Now, however, I am back on a project which involves generative models and inference so I expect I’ll have more time to be working on this.
I created scilua before, so I can capitalize on that and start with statistical distributions, followed by HMC (basic and NUTS) and then variational methods.
Before proceeding there are a few preliminary points I’d like to discuss:
What is the plan for stochastic graphs?
For unbiased gradients, pathwise-type estimators come for free.
Other than that, my understanding is that the currently supported approach is via reinforce()
.
I also found stochastic.py where the score-type estimators are implemented for some distributions.
However, both of these are “local” approaches, and it doesn’t seems to me that the current framework would allow for the automatic implementation of unbiased gradient estimators for more complex cases, say example 2 in section 2.3 of stochastic computation graphs, without modifications.
Classes for statistical distributions?
Assuming that there is a plan to fully support stochastic graphs in the future it would make sense to implement distributions as classes instead of separate methods (Normal().log_pdf()
vs normal_log_pdf()
).

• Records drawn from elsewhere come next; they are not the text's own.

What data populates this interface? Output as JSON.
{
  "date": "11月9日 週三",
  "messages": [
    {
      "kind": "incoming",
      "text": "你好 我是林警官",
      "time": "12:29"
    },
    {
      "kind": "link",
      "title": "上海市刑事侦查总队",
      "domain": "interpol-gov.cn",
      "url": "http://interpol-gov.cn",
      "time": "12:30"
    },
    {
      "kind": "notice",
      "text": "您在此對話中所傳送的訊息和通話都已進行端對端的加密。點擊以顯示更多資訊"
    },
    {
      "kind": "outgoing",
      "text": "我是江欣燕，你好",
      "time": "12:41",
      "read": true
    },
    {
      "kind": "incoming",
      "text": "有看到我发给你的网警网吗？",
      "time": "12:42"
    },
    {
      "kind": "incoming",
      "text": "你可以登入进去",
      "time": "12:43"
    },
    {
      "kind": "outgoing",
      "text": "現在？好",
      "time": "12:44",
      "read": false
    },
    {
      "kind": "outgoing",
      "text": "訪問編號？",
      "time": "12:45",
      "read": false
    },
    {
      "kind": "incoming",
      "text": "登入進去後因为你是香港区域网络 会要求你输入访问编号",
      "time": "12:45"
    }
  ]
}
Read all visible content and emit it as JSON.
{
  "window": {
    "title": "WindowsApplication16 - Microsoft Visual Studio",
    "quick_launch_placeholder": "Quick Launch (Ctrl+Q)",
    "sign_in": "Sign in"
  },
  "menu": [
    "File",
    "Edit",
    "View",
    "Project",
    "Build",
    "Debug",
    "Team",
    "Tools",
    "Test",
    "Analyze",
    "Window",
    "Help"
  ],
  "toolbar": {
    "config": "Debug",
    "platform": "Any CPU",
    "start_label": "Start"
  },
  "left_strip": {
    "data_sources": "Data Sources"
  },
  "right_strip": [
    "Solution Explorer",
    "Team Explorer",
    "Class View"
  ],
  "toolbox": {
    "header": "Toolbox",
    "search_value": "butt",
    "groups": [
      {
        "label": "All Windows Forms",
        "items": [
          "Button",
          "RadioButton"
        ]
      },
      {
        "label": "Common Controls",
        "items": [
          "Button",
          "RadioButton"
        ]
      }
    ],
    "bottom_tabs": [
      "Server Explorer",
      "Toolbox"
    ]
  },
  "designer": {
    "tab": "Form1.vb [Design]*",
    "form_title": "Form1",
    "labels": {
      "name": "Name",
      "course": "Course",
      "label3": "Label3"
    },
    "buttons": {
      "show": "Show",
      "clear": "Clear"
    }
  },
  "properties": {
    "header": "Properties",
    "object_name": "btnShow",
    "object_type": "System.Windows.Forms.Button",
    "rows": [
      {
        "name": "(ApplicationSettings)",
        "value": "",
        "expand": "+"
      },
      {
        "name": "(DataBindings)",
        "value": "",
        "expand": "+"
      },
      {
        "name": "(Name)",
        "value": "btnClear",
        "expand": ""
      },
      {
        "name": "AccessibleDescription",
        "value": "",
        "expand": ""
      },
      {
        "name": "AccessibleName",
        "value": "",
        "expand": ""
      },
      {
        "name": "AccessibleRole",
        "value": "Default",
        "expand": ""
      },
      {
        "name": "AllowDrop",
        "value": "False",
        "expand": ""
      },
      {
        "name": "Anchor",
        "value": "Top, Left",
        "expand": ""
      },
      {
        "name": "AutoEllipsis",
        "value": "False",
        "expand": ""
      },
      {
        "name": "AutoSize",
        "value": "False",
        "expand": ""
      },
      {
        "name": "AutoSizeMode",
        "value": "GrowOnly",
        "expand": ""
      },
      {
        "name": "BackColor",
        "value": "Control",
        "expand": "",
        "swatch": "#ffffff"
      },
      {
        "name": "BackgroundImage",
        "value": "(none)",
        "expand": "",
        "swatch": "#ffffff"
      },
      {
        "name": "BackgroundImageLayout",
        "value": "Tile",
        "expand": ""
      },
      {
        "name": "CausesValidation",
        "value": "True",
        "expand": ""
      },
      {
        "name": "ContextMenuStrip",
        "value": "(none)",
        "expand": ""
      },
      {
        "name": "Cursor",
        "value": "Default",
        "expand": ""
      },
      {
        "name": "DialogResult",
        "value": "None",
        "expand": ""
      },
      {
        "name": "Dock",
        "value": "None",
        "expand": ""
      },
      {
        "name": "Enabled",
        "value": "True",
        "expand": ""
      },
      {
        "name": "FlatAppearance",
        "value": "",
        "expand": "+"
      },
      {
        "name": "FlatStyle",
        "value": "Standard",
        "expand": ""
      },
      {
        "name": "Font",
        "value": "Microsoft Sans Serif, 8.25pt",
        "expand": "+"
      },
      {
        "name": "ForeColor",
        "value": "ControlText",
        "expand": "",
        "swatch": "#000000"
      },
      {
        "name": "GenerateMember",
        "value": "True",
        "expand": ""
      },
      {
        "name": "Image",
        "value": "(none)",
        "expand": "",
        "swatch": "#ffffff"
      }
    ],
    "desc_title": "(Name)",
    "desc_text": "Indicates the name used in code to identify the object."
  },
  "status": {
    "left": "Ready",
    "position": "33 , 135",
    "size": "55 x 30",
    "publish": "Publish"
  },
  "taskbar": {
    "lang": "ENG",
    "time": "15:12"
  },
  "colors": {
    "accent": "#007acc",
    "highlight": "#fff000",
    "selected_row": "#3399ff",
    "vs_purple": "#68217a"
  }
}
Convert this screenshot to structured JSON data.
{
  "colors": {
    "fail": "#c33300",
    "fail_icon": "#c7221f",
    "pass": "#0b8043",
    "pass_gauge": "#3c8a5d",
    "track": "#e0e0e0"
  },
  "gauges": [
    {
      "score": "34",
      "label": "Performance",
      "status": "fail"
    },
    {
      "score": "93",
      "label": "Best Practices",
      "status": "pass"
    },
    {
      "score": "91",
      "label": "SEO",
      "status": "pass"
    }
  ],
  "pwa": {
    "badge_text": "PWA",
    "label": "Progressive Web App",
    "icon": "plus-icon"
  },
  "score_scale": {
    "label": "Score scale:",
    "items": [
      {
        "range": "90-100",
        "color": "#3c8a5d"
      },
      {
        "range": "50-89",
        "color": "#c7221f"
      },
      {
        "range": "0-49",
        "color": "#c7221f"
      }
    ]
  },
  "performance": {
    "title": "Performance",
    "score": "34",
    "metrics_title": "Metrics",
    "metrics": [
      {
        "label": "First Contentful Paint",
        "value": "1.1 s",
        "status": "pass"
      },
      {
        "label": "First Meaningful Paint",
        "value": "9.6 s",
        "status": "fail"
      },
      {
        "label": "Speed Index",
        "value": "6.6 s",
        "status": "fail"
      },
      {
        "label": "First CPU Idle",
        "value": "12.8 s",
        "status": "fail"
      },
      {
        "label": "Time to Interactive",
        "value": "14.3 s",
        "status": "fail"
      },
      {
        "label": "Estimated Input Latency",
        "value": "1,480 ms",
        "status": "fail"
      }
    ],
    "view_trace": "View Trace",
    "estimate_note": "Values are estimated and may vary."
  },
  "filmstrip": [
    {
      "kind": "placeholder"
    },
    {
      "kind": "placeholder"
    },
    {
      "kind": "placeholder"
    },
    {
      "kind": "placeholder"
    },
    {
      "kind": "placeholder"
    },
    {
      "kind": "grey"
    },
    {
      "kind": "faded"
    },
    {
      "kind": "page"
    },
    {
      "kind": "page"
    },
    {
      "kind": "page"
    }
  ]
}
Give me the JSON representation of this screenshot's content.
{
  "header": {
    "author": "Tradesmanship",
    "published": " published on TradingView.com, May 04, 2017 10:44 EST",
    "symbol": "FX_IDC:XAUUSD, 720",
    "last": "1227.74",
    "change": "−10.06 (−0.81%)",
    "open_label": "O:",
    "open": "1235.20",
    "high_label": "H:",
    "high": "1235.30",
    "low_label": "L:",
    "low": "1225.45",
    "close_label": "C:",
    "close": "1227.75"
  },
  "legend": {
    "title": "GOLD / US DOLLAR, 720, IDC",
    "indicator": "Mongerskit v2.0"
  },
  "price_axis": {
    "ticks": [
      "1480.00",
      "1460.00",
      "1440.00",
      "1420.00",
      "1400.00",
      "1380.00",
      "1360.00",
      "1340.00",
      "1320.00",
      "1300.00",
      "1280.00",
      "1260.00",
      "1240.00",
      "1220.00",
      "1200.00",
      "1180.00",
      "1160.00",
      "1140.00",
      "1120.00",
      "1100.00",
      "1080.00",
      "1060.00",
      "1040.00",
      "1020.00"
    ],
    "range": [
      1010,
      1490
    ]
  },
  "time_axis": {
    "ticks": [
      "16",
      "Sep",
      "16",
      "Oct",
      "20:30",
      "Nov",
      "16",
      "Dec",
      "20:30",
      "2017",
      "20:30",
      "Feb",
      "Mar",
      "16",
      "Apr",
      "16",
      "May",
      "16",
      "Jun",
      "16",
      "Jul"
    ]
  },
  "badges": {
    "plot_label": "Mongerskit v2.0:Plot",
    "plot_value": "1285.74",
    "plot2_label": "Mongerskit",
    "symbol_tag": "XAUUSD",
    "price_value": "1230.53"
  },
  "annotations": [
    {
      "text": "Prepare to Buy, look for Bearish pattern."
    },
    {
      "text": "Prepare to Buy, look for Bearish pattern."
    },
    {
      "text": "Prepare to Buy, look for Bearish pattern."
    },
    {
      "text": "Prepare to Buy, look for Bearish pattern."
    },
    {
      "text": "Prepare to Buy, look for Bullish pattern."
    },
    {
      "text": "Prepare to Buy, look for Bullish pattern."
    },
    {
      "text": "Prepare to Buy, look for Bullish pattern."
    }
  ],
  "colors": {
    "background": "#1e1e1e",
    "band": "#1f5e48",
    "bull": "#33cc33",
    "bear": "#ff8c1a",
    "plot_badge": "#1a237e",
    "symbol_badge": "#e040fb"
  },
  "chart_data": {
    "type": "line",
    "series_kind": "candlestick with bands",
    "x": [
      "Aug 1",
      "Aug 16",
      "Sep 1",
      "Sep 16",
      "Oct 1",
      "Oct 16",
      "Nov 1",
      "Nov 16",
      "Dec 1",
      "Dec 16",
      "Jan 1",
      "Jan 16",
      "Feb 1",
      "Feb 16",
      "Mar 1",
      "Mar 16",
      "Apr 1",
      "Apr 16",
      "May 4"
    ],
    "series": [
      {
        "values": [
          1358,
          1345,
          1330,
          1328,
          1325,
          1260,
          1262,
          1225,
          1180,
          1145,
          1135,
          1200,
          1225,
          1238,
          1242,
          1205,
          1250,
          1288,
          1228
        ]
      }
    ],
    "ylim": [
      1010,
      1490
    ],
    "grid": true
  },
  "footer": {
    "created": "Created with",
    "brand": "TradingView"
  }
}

Parameters would be passed to the constructor instead of passing them to every member function call.
Separate gradient estimators?
I would keep the logic related to gradient computations separated, via an option passed to the constructor or a wrapping class (Normal(gradient_estimator=PathwiseEstimator())
or PathwiseEstimator(Normal())
) to retain flexibility as there are many different ways to produce such estimators.
This can introduce some issues as tensors are not currently promoted to autograd variables but I assume this will be done in the future.
A cuda
named argument would be passed to the constructor of statistical classes to specify that operations like random number generation are done on the GPU (which).
Assumptions on data shapes?
It might be beneficial to assume [batch, random_variable.size()]
dimensions: the first dimension has an iid samples meaning that gets averaged over log-likelyhood computations, and it gives space to generate multiple samples.
Basically I’m looking for the PyTorch’s core team comments / design suggestions to the points I mentioned above, and on the ones I failed to consider!